S’agissant des affaires françaises sur la question de la GPA, il est inquiétant que ce soit le Gouvernement français qui incite à la légalisation de la GPA. D’une part, par son renoncement de demander le renvoi des affaires Mennesson et Lanasse à la Grande Chambre, et d’autre part, par son engagement, auprès du Comité des Ministres, d’aller au-delà de ce que lui requiert l’exécution de ces arrêts.
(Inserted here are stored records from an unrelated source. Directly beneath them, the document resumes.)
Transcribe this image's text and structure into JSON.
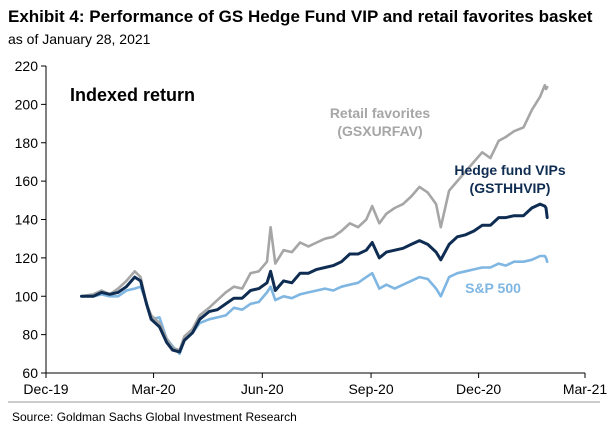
{
  "header": {
    "title": "Exhibit 4: Performance of GS Hedge Fund VIP and retail favorites basket",
    "subtitle": "as of January 28, 2021"
  },
  "footer": {
    "source": "Source: Goldman Sachs Global Investment Research"
  },
  "colors": {
    "retail": "#a6a6a6",
    "hedge": "#0f2d52",
    "sp500": "#7fb6e2",
    "axis": "#000000",
    "grid": "#c8c8c8"
  },
  "chart_data": {
    "type": "line",
    "title": "Indexed return",
    "xlabel": "",
    "ylabel": "",
    "ylim": [
      60,
      220
    ],
    "yticks": [
      60,
      80,
      100,
      120,
      140,
      160,
      180,
      200,
      220
    ],
    "xlim": [
      "2019-12-01",
      "2021-03-01"
    ],
    "xticks": [
      {
        "date": "2019-12-01",
        "label": "Dec-19"
      },
      {
        "date": "2020-03-01",
        "label": "Mar-20"
      },
      {
        "date": "2020-06-01",
        "label": "Jun-20"
      },
      {
        "date": "2020-09-01",
        "label": "Sep-20"
      },
      {
        "date": "2020-12-01",
        "label": "Dec-20"
      },
      {
        "date": "2021-03-01",
        "label": "Mar-21"
      }
    ],
    "grid": false,
    "legend": "inline annotations",
    "annotations": [
      {
        "series": "retail",
        "lines": [
          "Retail favorites",
          "(GSXURFAV)"
        ]
      },
      {
        "series": "hedge",
        "lines": [
          "Hedge fund VIPs",
          "(GSTHHVIP)"
        ]
      },
      {
        "series": "sp500",
        "lines": [
          "S&P 500"
        ]
      }
    ],
    "x": [
      "2019-12-31",
      "2020-01-10",
      "2020-01-17",
      "2020-01-24",
      "2020-01-31",
      "2020-02-07",
      "2020-02-14",
      "2020-02-19",
      "2020-02-24",
      "2020-02-28",
      "2020-03-06",
      "2020-03-12",
      "2020-03-17",
      "2020-03-23",
      "2020-03-27",
      "2020-04-03",
      "2020-04-09",
      "2020-04-17",
      "2020-04-24",
      "2020-05-01",
      "2020-05-08",
      "2020-05-15",
      "2020-05-22",
      "2020-05-29",
      "2020-06-05",
      "2020-06-08",
      "2020-06-12",
      "2020-06-19",
      "2020-06-26",
      "2020-07-03",
      "2020-07-10",
      "2020-07-17",
      "2020-07-24",
      "2020-07-31",
      "2020-08-07",
      "2020-08-14",
      "2020-08-21",
      "2020-08-28",
      "2020-09-02",
      "2020-09-08",
      "2020-09-14",
      "2020-09-21",
      "2020-09-28",
      "2020-10-05",
      "2020-10-12",
      "2020-10-19",
      "2020-10-26",
      "2020-10-30",
      "2020-11-06",
      "2020-11-13",
      "2020-11-20",
      "2020-11-27",
      "2020-12-04",
      "2020-12-11",
      "2020-12-18",
      "2020-12-24",
      "2020-12-31",
      "2021-01-08",
      "2021-01-15",
      "2021-01-22",
      "2021-01-26",
      "2021-01-27",
      "2021-01-28"
    ],
    "series": [
      {
        "name": "Retail favorites (GSXURFAV)",
        "key": "retail",
        "values": [
          100,
          101,
          103,
          101,
          104,
          108,
          113,
          110,
          96,
          90,
          86,
          78,
          73,
          72,
          79,
          83,
          90,
          94,
          98,
          102,
          105,
          104,
          112,
          113,
          118,
          136,
          117,
          124,
          123,
          128,
          126,
          128,
          130,
          131,
          134,
          138,
          136,
          140,
          147,
          138,
          143,
          146,
          148,
          152,
          157,
          154,
          148,
          136,
          155,
          160,
          165,
          170,
          175,
          172,
          181,
          183,
          186,
          188,
          197,
          204,
          210,
          208,
          209
        ]
      },
      {
        "name": "Hedge fund VIPs (GSTHHVIP)",
        "key": "hedge",
        "values": [
          100,
          100,
          102,
          101,
          102,
          105,
          110,
          108,
          96,
          88,
          84,
          76,
          72,
          71,
          77,
          81,
          88,
          92,
          93,
          96,
          99,
          99,
          103,
          104,
          107,
          113,
          103,
          108,
          107,
          112,
          112,
          114,
          115,
          116,
          118,
          122,
          122,
          124,
          128,
          120,
          123,
          124,
          125,
          127,
          129,
          127,
          123,
          119,
          127,
          131,
          132,
          134,
          137,
          137,
          141,
          141,
          142,
          142,
          146,
          148,
          147,
          146,
          141
        ]
      },
      {
        "name": "S&P 500",
        "key": "sp500",
        "values": [
          100,
          100,
          101,
          100,
          100,
          103,
          104,
          105,
          97,
          88,
          89,
          78,
          74,
          70,
          77,
          81,
          86,
          88,
          89,
          90,
          94,
          93,
          96,
          97,
          102,
          105,
          98,
          100,
          99,
          101,
          102,
          103,
          104,
          103,
          105,
          106,
          107,
          110,
          112,
          104,
          106,
          104,
          106,
          108,
          110,
          109,
          104,
          100,
          110,
          112,
          113,
          114,
          115,
          115,
          117,
          116,
          118,
          118,
          119,
          121,
          121,
          120,
          118
        ]
      }
    ]
  }
}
Si ces arrêts lui demandent la délivrance des certificats de nationalité française aux enfants nées par GPA à l’étranger, la reconnaissance de leur lien de filiation avec leur père biologique, ainsi que leur reconnaissance en tant qu’héritiers de leurs parents, le Gouvernement français s’engage d’avantage.
Il indique dans son plan d’action du 26 mars 2015, pg. 3, adressé au Comité des Ministres que « l’exécution de l’arrêt nécessite des mesures supplémentaires », « notamment celles de la retranscription automatique des actes de naissance dressés à l’étranger sur les registres de l’état civil » et « inclure sur l’acte d’état civil français la mention de la mère d’intention alors même qu’elle n’a pas accouché de l’enfant concerné ».
En outre, il souhaite étendre les effets de ces arrêts aux affaires déjà jugées par les juridictions françaises, donc pour le passé et qui certainement sont en dehors du délai de six mois pour être soumises au contrôle de la CEDH : « Se pose également la question des effets de l’arrêt en cause à l’égard de personnes qui ont déjà fait l’objet d’une décision juridictionnelle définitive leur refusant la transcription. Il convient de se demander si les arrêts de la Cour leur ouvrent le droit à formuler une demande de réexamen ou si l’autorité de chose jugée fait obstacle à une telle demande ». Ces affirmations n’étaient pas contredites par le plan d’action mis à jour le 14 avril 2016.

Ainsi, le Gouvernement français utilise le mécanisme de la Convention européenne des droits de l’homme pour avancer son agenda, en méprisant la volonté de ses citoyens qui sont contre la légalisation de cette pratique. Cela est très grave, car l’État qui est le garant du bien commun et de la protection des droits de l’homme, s’engage à des actes qui violent les droits de l’homme, notamment ceux des femmes et des enfants, et qui encouragent le trafic et l’exploitation des êtres humains.